Former prime minister Kevin Rudd has launched a scathing rebuke of the emerging conservative campaign against a referendum on an Indigenous Voice to parliament, attacking his longtime rival Tony Abbott for suggesting the body would change Australia’s system of government.
In a riposte to the former Liberal prime minister, who has claimed the Voice could undermine the function of parliament with veto-like powers, Rudd said the proposed constitutional amendments to establish the body were “modest” and ensured the body would have only an advisory role to governments.
Former prime minister Kevin Rudd has called the Voice referendum question “a modest proposal”. Credit:Alex Ellinghausen
“Although these are modest proposals, we still have congenital bad actors like Tony Abbott screeching that such amendments would ‘change our system of government’ by establishing the Voice as ‘part of our parliament’, and enable ‘judicial intervention’ to strike down laws,” Rudd said in an opinion piece for The Sydney Morning Herald and The Age.
“On both counts, Abbott is wrong. It speaks volumes that his most trusted Indigenous adviser in government, Noel Pearson of the Cape York Institute, has strongly endorsed Albanese’s proposal. Like on climate action, Abbott seems determined to stoke anxiety and fear.”
Responding to Rudd’s remarks, Abbott said he did not want to get into “a slanging match with a fellow former PM” but stood by his concerns over the way the body would function.
“What’s the point of the Voice if it’s not to change the way government works? And any constitutional change requiring the government to consider ‘representations…on matters relating’ to Indigenous affairs leaves government action more open to legal challenge,” Abbott said.
The clashing views of the two former prime ministers give a flavour of the forthcoming rival Yes and No campaigns on the Voice, as Prime Minister Anthony Albanese looks to hold a referendum this term on whether to enshrine the body in the constitution.
Writing in The Australian, Abbott suggested the Voice would have “something approaching a veto” over decisions of the parliament, and would change the way government works “because a particular group will have an unspecified say, over unspecified topics, with unspecified ramifications”.
Abbott, who led the successful No campaign against the 1999 republic referendum, is likely to be a persuasive voice among conservative Coalition ranks, where there is already considerable disquiet over the Voice.
Opposition leader Peter Dutton has kept the door open to bipartisan support for the referendum, but Liberal senator Jacinta Nampijinpa Price has said she will campaign against the Voice in the partyroom, believing it to be a “symbolic gesture” that would be divisive and not deliver practical improvements to the lives of indigenous Australians.
In his speech to the Garma Festival last week, Albanese said the Voice would be “unflinching source of advice and accountability – not a third chamber, not a rolling veto, not a blank cheque”.

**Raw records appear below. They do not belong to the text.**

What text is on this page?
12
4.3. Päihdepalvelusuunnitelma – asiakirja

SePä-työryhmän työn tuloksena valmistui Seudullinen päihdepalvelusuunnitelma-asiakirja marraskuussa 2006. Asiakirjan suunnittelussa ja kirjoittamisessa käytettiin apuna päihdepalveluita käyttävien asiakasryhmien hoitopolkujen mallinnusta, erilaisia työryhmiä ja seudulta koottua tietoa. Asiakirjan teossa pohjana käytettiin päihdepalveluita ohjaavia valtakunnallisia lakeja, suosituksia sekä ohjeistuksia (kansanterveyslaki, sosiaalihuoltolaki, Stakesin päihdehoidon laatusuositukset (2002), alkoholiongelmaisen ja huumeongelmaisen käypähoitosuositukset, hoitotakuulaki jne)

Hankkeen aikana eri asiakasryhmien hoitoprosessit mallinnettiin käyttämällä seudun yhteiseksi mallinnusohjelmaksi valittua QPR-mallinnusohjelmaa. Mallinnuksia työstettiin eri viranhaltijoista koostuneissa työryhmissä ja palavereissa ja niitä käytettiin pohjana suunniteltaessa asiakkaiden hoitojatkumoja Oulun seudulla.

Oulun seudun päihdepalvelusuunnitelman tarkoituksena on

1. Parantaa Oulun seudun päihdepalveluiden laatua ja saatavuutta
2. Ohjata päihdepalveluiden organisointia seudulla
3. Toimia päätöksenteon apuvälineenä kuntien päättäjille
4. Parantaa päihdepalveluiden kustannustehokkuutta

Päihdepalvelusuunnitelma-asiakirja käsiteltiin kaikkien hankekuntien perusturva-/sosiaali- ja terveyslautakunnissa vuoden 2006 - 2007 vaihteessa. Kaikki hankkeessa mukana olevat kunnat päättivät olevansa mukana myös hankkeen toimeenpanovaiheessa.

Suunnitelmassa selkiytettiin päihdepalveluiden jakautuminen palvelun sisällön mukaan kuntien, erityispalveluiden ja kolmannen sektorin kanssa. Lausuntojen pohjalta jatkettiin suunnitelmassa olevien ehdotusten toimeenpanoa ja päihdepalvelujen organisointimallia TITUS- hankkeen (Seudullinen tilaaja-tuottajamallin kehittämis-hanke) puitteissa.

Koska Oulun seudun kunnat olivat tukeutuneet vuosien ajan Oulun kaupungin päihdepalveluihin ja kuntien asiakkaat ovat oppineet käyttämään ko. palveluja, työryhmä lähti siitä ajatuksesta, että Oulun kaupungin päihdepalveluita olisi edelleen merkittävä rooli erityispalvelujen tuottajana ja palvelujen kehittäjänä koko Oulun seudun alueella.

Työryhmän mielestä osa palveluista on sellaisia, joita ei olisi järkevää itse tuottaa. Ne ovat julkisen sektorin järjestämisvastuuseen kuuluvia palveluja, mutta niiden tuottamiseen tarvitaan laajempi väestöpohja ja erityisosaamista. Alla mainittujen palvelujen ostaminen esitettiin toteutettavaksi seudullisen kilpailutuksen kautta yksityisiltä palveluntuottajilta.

Tony Abbott asks: “What’s the point of the Voice if it’s not to change the way government works?”Credit:Jessica Hromas
He proposed that three sentences to be added to the constitution if the referendum succeeds: one that enshrines the Voice; one that sets out its responsibility to make representations to the parliament and executive government on matters relating to Aboriginal and Torres Strait Islander people; and one that empowers the parliament to make laws on how the Voice would be created and how it functions.
Endorsing this approach, Rudd said the amendments made clear that “the Voice’s only constitutional power will be to advise on, not to veto, decisions of parliament and the executive”.
“In summary, they enshrine the primacy of parliament while answering the call for recognition that is both symbolic and substantive.”
Rudd likened the brewing debate over the Voice to the controversy surrounding the national apology to the Stolen Generations in 2008, which he said was derided as “gesture politics”, called “divisive” and was dogged by calls for more detail on the wording.
“Critics now demanding the government detail how the Voice would function ignore the fact that, because of the government’s conservative approach, this is not for the Labor Party to dictate. It is for successive parliaments to design and refine how the Voice makes its recommendations through processes that reach across the partisan divide.”